\name{h2o.randomForest}
\alias{h2o.randomForest}
\alias{h2o.randomForest.VA}
\alias{h2o.randomForest.FV}
\title{
H2O: Random Forest
}
\description{
Performs random forest classification on a data set.
}
\usage{
## Default method:
h2o.randomForest(x, y, data, classification = TRUE, ntree = 50, depth = 20, 
  sample.rate = 2/3, classwt = NULL, nbins = 100, seed = -1, importance = FALSE, 
  validation, nodesize = 1, balance.classes = FALSE, max.after.balance.size = 5,
  use_non_local = TRUE, version = 2)

## Import to a ValueArray object:
h2o.randomForest.VA(x, y, data, ntree = 50, depth = 20, sample.rate = 2/3, 
  classwt = NULL, nbins = 100, seed = -1, use_non_local = TRUE)

## Import to a FluidVecs object:
h2o.randomForest.FV(x, y, data, classification = TRUE, ntree = 50, depth = 20, 
  sample.rate = 2/3, nbins = 100, seed = -1, importance = FALSE, validation, 
  nodesize = 1, balance.classes = FALSE, max.after.balance.size = 5)
}
%- maybe also 'usage' for other objects documented here.
\arguments{
  \item{x}{
A vector containing the names or indices of the predictor variables to use in building the random forest model.
}
  \item{y}{
The name or index of the response variable. If the data does not contain a header, this is the column index, designated by increasing numbers from left to right. (The response must be either an integer or a categorical variable).
}
  \item{data}{
An \code{\linkS4class{H2OParsedDataVA}} (\code{version = 1}) or \code{\linkS4class{H2OParsedData}} (\code{version = 2}) object containing the variables in the model.
}
  \item{classification}{
(Optional) A logical value indicating whether a classification model should be built (as opposed to regression).
  }
  \item{ntree}{
(Optional) Number of trees to grow. (Must be a nonnegative integer).
}
  \item{depth}{
  (Optional) Maximum depth to grow the tree.
  }
  \item{sample.rate}{
  (Optional) Sampling rate for constructing data from which individual trees are grown.
  }
  \item{classwt}{
  (Optional) Numeric vector of class weights for a categorical response.
  }
  \item{nbins}{
  (Optional) Build a histogram of this many bins, then split at best point.
  }
  \item{seed}{
  (Optional) Seed for building the random forest.

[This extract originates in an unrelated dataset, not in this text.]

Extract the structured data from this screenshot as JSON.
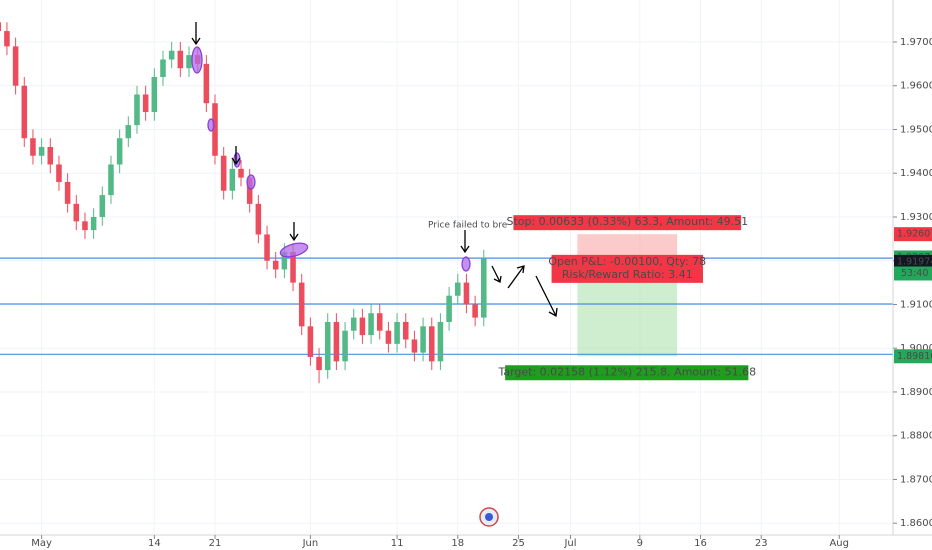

If \code{seed = -1}, one will automatically be generated by H2O.
  }
  \item{importance}{
  (Optional) A logical value indicating whether to calculate variable importance. Set to \code{FALSE} to speed up computations.
  }
  \item{validation}{
  (Optional) An \code{\linkS4class{H2OParsedDataVA}} (\code{version = 1}) or \code{\linkS4class{H2OParsedData}} (\code{version = 2}) object indicating the validation dataset used to construct confusion matrix. If left blank, this defaults to the training data.}
  \item{nodesize}{
  (Optional) Number of nodes to use for computation.
  }
  \item{balance.classes}{(Optional) Balance training data class counts via over/under-sampling (for imbalanced data)}
  \item{max.after.balance.size}{Maximum relative size of the training data after balancing class counts (can be less than 1.0)}
  \item{use_non_local}{
  (Optional) Logical value indicating whether to use non-local data in building random forest model.
  }
  \item{version}{
  (Optional) The version of random forest to run. If \code{version = 1}, this will run the single-node ValueArray implementation, while \code{version = 2} selects the distributed, but still beta stage FluidVecs implementation.
  }
}

\details{
IMPORTANT: Currently, to run k-means with \code{version = 1}, you must import data to a ValueArray object using \code{\link{h2o.importFile.VA}}, \code{\link{h2o.importFolder.VA}} or one of its variants. To run with \code{version = 2}, you must import data to a FluidVecs object using \code{\link{h2o.importFile.FV}}, \code{\link{h2o.importFolder.FV}} or one of its variants.
}

\value{
An object of class \code{\linkS4class{H2ORFModelVA}} (\code{version = 1}) or \code{\linkS4class{H2ODRFModel}} (\code{version = 2}) with slots key, data, and model, where the last is a list of the following components:
\item{ntree }{Number of trees grown.}
\item{mse }{Mean-squared error for each tree.}
\item{forest }{A matrix giving the minimum, mean, and maximum of the tree depth and number of leaves.}
\item{confusion }{Confusion matrix of the prediction.}
}

\examples{
\dontrun{
# Run an RF model on iris data
library(h2o)
localH2O = h2o.init(ip = "localhost", port = 54321, startH2O = TRUE)
irisPath = system.file("extdata", "iris.csv", package = "h2o")
iris.hex = h2o.importFile(localH2O, path = irisPath, key = "iris.hex")
h2o.randomForest(y = 5, x = c(2,3,4), data = iris.hex, ntree = 50, depth = 100)
}
}
% Add one or more standard keywords, see file 'KEYWORDS' in the
% R documentation directory.
\keyword{ ~kwd1 }
\keyword{ ~kwd2 }% __ONLY ONE__ keyword per line